Capital structure decisions aims at determining the types
of funds a company should seek to finance its investment opportunity
and the preparation in which these funds should be raised.
The term capital structure is used to represent the proportionate
relationship between the various long-term forms of financing
such as debentures, long term debts, preference share capital
and equity share capital.
‘Leverage’ is the action of a lever or the mechanical
advantage gained by it; it also means ‘effectiveness’ or ‘power’.
The common interpretation of leverage is derived from the
use or manipulation of a tool or device termed as lever, which
provides a substantive clue to the meaning and nature of financial
leverage.
When an organization is planning to raise
its capital requirements (funds), these may be raised either
by issuing debentures and securing long term loan 0r by issuing
share-capital. Normally, a company is raising fund from both
sources. When funds are raised from debts, the Co. investors
will pay interest, which is a definite liability of the company.
Whether the company is earning profits or not, it has to pay
interest on debts. But one benefit of raising funds from debt
is that interest paid on debts is allowed as deduction for
income tax. 'When funds are raised by issue of shares (equity)

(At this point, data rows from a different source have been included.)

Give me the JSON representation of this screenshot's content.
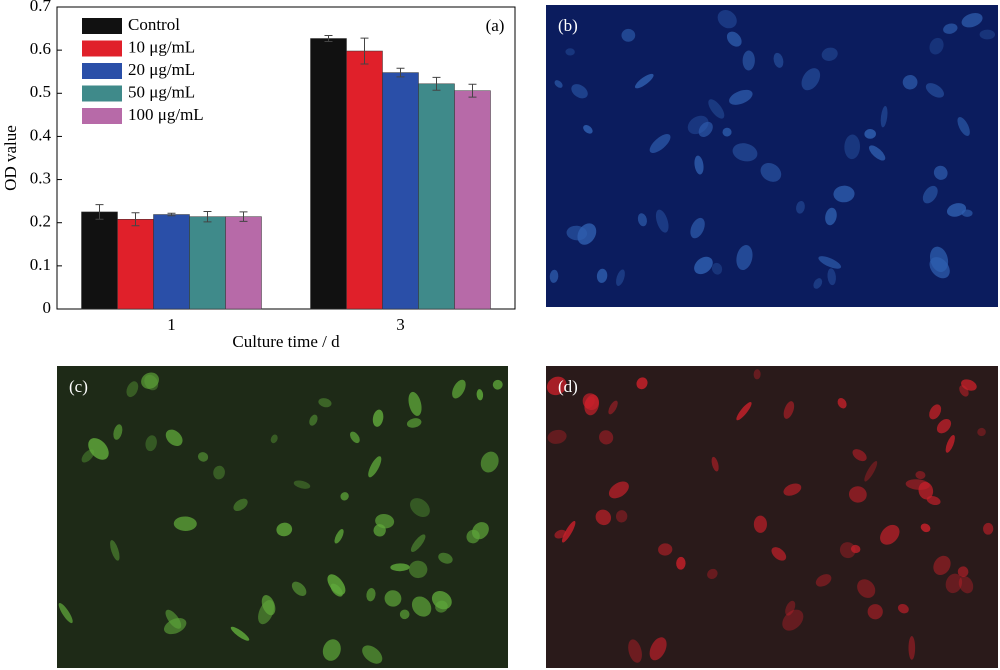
{
  "chart_data": {
    "type": "bar",
    "panel_label": "(a)",
    "ylabel": "OD value",
    "xlabel": "Culture time / d",
    "categories": [
      "1",
      "3"
    ],
    "series": [
      {
        "name": "Control",
        "color": "#111111",
        "values": [
          0.225,
          0.627
        ],
        "errors": [
          0.017,
          0.007
        ]
      },
      {
        "name": "10 μg/mL",
        "color": "#e0202a",
        "values": [
          0.208,
          0.598
        ],
        "errors": [
          0.015,
          0.03
        ]
      },
      {
        "name": "20 μg/mL",
        "color": "#2a4fa8",
        "values": [
          0.219,
          0.548
        ],
        "errors": [
          0.003,
          0.01
        ]
      },
      {
        "name": "50 μg/mL",
        "color": "#3f8a8a",
        "values": [
          0.214,
          0.522
        ],
        "errors": [
          0.012,
          0.015
        ]
      },
      {
        "name": "100 μg/mL",
        "color": "#b76aa8",
        "values": [
          0.214,
          0.506
        ],
        "errors": [
          0.011,
          0.015
        ]
      }
    ],
    "ylim": [
      0,
      0.7
    ],
    "yticks": [
      0,
      0.1,
      0.2,
      0.3,
      0.4,
      0.5,
      0.6,
      0.7
    ],
    "legend": "upper left"
  },
  "panels": [
    {
      "label": "(b)",
      "color": "#0b1c5e",
      "cell": "#2f5fb0"
    },
    {
      "label": "(c)",
      "color": "#1e2a17",
      "cell": "#5fa83a"
    },
    {
      "label": "(d)",
      "color": "#2a1a1a",
      "cell": "#c8202a"
    }
  ]
}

, the investor are paid dividend on their investment. Dividends
are paid only when the Company is having sufficient amount
of profit. In case of loss, dividends are not paid. But dividend
is not allowed as deduction while computing tax on the income
of the Company. In this way both way of raising funds are
having some advantages and disadvantages. A Company has to
decide that what will be its mix of Debt and Equity, considering
the liability, cost of funds and expected rate of return on
investment of fund. A Company should take a proper decision
about such mix, otherwise it will face many financial problems.
For the purpose of determination of mix of debt and equity,
leverages are calculated and analyzed.
Capital Structure and Financial
Structure Distinguished
In finance literature one often finds the
terms capital structure and financial structure used interchangeably.

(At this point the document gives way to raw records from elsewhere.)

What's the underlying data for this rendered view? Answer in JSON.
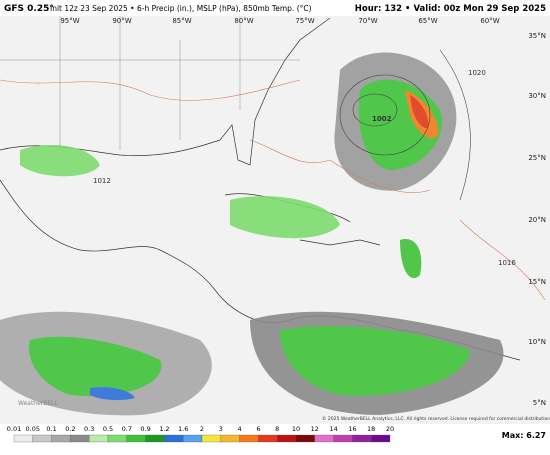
{
  "header": {
    "model": "GFS 0.25°",
    "description": "Init 12z 23 Sep 2025 • 6-h Precip (in.), MSLP (hPa), 850mb Temp. (°C)",
    "valid": "Hour: 132 • Valid: 00z Mon 29 Sep 2025"
  },
  "map": {
    "longitude_labels": [
      "95°W",
      "90°W",
      "85°W",
      "80°W",
      "75°W",
      "70°W",
      "65°W",
      "60°W"
    ],
    "latitude_labels": [
      "35°N",
      "30°N",
      "25°N",
      "20°N",
      "15°N",
      "10°N",
      "5°N"
    ],
    "isobar_labels": [
      "1002",
      "1020",
      "1016",
      "1012"
    ],
    "watermark": "WeatherBELL",
    "copyright": "© 2025 WeatherBELL Analytics, LLC. All rights reserved. License required for commercial distribution."
  },
  "colorbar": {
    "labels": [
      "0.01",
      "0.05",
      "0.1",
      "0.2",
      "0.3",
      "0.5",
      "0.7",
      "0.9",
      "1.2",
      "1.6",
      "2",
      "3",
      "4",
      "6",
      "8",
      "10",
      "12",
      "14",
      "16",
      "18",
      "20"
    ],
    "colors": [
      "#ececec",
      "#c8c8c8",
      "#a8a8a8",
      "#8a8a8a",
      "#b8eca8",
      "#7ddc6e",
      "#3fc23a",
      "#1a9a22",
      "#2b6fd8",
      "#5aa0f0",
      "#f5e63a",
      "#f7b52a",
      "#f27a1a",
      "#e23a1a",
      "#b81212",
      "#7c0808",
      "#e070c8",
      "#c040b0",
      "#9020a0",
      "#6a0a8a"
    ],
    "max_label": "Max: 6.27"
  }
}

Capital structure of firm represents the proportionate relationship
between the various long-term forms of financial while financial
structure refers to the way the company’s assets are financed.
It is the entire left hand side of the balance sheet, i.e.,
long term and short term sources of funds. Thus, a firm capital
structure refers to the permanent financing pattern and is
only a part of its financial structure. An analysis of capital
structure involves the use of financial leverage factor.